Deuxième partie : rencontre avec l'orientalisme


I - Qu'est-ce que l'orientalisme ?



Le Bain Turc se situe de plein pied dans la mouvance dite orientaliste. D'où l'intérêt de faire ressortir les caractéristiques de ce mouvement et de voir comment Ingres l'a utilisé.

Une attirance ancienne

En 1704 paraît une première version des Mille et Une Nuits. Ce récit installe dans les mentalités françaises, et occidentales en général, une série d'images très particulières, voire un peu réductrices, de l'Orient. Celui-ci apparaît comme la contrée exotique des califes, des vizirs, mais aussi comme celle de l'érotisme, de la violence, de la ruse et d'une certaine manière, de la poésie. C'est en tout cas un domaine qui demeure mystérieux, grâce au secret qui entoure les palais ottomans.
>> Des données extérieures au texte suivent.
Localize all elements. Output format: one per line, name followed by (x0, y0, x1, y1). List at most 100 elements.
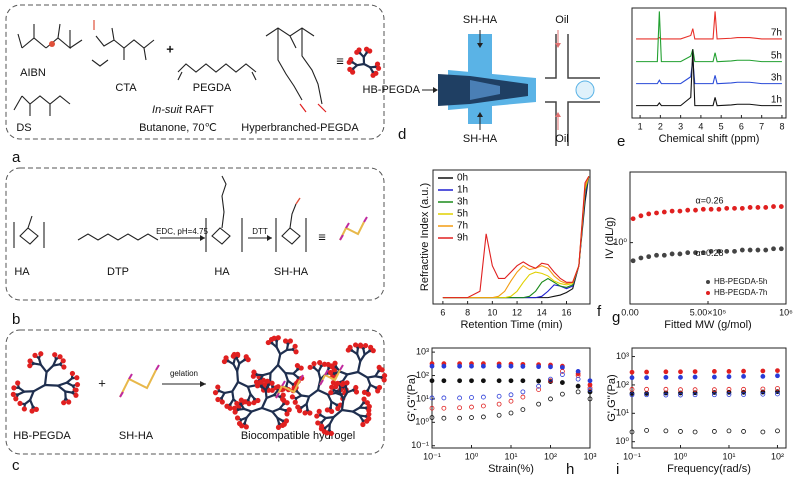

En 1714 paraît un ouvrage sur les costumes turcs, inspiré par les portraits que l'artiste Jean-Baptiste Vanmour a été amené à peindre à Constantinople, pour les dignitaires européens. La visite, à deux reprises (1721 et 1742), d'ambassadeurs turcs, déclenche un intense phénomène de mode qui touche tous les domaines artistiques : littérature, opéra, et bien sûr peinture. Certains peintres comme Boucher, Lancret, Carle van Loo, Fragonard suivent ce courant, bien qu'ils n'aient jamais entrepris le voyage, contrairement à quelques rares artistes comme Liotard. La mode des turqueries, quelque peu éteinte par la suite, se ranime pendant la campagne égyptienne de Bonaparte. Le courant orientaliste connaît un développement parallèle en Angleterre. Il en demeure un témoignage extrêmement intéressant, celui de Lady Mary Wortley Montagu, qui séjourne deux ans à Constantinople, séjour retracé dans un grand nombre de lettres sur lesquelles nous reviendrons.